It appears you might be using gensim Doc2Vec
, but out-of-the-box it doesn't support a pretrained_emb
argument, and using pretrained word embeddings isn't necessarily a benefit for most applications, especially if you have adequate training documents. Also, you wouldn't normally be able to use 100-dimensional word-vectors, from somewhere else, to help seed a 300-dimensional Doc2Vec
model. (I'm surprised whatever code you're using doesn't error from this mismatch.)
Typical published work using this algorithm ('Paragraph Vector') uses 10, 20 or more training passes, but (again assuming you're using gensim) you've left it at the default value of just 5.
Lowering the min_count
to a non-default value of 1 usually makes results worse, as words with such few occurrences just serve as noise making the learned vectors for other documents/words less consistent.
Which two sentences are you comparing, and how?
Since the algorithm itself uses randomized initialization, and then several forms of random sampling during training, and then multi-threaded training adds some additional randomization of the order-of-text-processing, running Doc2Vec
on the exact same corpus repeatedly won't usually obtain identical results.

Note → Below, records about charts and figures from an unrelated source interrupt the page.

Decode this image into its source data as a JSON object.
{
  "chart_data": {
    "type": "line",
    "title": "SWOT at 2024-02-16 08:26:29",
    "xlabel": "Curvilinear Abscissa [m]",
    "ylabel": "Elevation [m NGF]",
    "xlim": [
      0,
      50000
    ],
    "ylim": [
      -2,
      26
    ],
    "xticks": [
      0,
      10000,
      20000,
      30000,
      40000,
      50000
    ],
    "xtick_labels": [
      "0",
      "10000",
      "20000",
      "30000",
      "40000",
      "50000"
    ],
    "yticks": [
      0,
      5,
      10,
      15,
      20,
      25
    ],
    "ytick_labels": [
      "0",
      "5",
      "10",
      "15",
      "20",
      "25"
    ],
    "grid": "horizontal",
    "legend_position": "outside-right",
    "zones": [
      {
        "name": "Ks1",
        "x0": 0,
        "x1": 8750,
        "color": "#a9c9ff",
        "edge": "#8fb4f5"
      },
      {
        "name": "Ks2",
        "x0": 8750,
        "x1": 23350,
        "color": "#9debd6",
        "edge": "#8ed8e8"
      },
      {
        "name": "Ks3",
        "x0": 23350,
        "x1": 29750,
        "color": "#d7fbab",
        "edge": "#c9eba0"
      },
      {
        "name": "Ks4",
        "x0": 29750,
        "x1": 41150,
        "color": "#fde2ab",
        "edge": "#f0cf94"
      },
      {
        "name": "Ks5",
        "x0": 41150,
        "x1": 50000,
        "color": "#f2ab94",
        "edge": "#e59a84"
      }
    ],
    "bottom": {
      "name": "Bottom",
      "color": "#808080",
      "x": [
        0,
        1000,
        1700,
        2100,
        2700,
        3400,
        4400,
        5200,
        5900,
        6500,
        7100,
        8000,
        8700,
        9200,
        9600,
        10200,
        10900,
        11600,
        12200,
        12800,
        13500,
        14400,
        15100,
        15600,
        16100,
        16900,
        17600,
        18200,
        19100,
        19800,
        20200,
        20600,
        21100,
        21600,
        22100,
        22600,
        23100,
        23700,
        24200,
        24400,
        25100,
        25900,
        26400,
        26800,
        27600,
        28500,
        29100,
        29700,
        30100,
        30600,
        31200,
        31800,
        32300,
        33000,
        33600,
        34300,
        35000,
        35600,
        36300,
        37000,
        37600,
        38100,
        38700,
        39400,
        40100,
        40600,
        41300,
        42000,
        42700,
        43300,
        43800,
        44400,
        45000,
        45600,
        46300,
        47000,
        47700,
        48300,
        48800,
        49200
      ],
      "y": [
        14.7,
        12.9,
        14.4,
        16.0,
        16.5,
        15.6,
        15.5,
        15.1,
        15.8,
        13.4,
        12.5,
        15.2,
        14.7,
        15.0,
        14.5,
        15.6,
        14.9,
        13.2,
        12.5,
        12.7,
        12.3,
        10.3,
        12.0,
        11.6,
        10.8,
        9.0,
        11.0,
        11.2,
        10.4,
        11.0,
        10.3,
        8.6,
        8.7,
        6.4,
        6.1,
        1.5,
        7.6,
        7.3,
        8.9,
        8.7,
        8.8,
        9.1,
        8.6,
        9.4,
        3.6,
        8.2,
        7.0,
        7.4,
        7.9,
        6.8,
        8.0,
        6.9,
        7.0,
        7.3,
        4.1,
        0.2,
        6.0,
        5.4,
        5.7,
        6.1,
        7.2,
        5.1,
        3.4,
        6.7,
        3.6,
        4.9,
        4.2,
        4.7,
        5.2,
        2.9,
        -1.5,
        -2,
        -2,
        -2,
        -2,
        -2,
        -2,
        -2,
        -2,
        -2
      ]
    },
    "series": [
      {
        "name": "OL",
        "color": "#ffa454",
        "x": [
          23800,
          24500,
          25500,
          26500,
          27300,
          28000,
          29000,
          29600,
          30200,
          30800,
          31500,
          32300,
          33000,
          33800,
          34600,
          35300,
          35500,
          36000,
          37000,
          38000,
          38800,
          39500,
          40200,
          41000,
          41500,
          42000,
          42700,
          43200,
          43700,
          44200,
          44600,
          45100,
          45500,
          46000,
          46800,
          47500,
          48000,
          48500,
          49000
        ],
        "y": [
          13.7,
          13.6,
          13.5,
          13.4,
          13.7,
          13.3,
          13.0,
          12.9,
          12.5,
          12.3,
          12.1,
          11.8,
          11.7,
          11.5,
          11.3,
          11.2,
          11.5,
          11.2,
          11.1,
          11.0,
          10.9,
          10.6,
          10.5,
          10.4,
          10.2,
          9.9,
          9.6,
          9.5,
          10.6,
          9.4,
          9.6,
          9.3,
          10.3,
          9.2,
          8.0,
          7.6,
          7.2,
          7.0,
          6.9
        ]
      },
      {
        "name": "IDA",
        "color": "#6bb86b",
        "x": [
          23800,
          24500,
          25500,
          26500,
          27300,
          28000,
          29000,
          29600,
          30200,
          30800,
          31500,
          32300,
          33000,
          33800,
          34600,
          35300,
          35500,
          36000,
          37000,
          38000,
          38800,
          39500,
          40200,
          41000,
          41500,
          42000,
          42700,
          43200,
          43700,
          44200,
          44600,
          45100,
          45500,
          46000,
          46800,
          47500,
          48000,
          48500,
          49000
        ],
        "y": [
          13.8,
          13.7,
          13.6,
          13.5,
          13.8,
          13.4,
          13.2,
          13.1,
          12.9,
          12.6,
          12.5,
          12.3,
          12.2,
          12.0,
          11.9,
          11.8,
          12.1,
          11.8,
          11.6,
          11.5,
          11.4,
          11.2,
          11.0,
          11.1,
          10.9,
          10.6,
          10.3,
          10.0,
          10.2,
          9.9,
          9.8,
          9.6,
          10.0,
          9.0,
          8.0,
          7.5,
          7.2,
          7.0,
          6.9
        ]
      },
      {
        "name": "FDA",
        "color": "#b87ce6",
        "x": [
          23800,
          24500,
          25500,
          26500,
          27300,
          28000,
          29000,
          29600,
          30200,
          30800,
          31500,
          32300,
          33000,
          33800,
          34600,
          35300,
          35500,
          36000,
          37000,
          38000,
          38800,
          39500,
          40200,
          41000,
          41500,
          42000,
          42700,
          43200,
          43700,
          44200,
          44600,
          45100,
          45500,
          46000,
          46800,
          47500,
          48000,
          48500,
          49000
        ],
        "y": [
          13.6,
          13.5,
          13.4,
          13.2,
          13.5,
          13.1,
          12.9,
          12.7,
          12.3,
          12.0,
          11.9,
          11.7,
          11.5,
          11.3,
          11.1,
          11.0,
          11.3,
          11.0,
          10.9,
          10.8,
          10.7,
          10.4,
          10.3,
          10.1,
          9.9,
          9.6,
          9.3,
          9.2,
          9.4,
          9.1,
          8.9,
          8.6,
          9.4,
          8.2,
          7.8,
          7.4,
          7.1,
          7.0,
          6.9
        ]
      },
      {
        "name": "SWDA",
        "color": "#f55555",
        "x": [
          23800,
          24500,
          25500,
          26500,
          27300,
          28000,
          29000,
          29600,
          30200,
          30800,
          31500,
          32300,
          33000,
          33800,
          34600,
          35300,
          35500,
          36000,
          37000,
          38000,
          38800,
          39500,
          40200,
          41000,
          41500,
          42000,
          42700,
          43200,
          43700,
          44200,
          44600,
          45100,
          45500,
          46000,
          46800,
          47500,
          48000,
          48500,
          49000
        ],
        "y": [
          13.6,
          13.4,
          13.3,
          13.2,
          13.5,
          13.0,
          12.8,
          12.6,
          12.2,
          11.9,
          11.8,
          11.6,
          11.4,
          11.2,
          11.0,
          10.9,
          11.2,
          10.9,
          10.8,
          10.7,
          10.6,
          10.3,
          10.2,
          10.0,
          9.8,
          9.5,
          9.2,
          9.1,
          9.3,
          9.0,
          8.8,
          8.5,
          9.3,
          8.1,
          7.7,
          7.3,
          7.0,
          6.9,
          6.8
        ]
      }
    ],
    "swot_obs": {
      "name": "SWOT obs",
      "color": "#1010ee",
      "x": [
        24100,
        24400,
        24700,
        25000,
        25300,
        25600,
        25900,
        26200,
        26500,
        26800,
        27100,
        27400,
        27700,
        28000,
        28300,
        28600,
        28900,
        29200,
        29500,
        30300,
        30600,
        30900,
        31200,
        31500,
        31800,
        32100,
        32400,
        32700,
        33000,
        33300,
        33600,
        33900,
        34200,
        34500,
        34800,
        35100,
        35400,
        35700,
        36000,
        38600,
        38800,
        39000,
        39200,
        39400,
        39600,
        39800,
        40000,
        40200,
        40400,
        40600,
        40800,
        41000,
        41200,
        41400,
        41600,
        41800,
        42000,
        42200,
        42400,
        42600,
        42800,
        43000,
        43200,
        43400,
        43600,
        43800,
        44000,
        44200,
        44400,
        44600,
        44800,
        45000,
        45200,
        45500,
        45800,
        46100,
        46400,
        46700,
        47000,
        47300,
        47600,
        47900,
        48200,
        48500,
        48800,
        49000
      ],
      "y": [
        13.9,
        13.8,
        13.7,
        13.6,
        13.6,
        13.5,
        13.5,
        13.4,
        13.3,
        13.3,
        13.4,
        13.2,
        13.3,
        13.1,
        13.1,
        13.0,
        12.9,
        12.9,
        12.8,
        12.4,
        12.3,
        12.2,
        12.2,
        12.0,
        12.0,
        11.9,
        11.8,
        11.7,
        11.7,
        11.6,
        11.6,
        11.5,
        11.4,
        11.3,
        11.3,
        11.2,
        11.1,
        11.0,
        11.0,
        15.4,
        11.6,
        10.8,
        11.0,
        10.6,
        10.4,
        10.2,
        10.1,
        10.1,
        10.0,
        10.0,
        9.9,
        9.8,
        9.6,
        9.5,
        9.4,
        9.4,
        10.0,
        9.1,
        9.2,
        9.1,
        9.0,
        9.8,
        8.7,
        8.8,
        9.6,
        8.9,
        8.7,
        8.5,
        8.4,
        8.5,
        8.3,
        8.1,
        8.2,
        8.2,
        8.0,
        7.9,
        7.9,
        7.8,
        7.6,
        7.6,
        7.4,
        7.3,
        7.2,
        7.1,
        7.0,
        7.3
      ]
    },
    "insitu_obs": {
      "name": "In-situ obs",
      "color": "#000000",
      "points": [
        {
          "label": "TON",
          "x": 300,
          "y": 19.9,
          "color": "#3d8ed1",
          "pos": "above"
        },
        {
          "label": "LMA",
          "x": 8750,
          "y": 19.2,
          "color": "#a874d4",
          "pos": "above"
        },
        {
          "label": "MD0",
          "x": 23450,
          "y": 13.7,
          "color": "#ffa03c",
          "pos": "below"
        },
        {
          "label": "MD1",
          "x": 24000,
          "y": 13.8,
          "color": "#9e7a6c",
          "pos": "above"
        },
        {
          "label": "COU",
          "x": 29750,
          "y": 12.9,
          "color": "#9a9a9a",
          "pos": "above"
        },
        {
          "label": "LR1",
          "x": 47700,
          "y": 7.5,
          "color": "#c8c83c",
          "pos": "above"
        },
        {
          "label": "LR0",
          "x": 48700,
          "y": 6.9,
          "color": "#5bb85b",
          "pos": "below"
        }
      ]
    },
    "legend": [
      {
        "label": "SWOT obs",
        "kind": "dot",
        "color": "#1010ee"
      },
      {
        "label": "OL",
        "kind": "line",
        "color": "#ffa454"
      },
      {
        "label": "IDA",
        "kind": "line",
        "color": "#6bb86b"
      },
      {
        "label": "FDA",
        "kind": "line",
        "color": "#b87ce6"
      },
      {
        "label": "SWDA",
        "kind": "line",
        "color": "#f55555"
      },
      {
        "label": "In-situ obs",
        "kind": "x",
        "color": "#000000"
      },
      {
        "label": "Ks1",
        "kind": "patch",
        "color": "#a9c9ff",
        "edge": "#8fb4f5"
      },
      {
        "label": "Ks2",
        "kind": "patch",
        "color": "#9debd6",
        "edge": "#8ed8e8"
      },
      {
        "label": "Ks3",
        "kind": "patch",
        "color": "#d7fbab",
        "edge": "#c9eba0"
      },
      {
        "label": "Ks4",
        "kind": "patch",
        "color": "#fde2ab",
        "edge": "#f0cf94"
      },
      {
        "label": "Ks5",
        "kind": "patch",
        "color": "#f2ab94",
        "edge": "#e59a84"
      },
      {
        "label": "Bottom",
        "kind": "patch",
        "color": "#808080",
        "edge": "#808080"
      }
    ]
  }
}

Having the same text appear twice in the training-set, with different tags
, won't necessarily get the same vector – though they should be similar. (They should generally become more similar with more training passes, but smaller documents may show more variance from text-to-text, or run-to-run, because with fewer target-words they get adjusted by the model-in-progress fewer times. (The same would occur for inferring vectors, post-model-training, for the same text repeatedly... though adjusting the infer_vector()
values of steps
or alpha
might make results more stable from run-to-run.)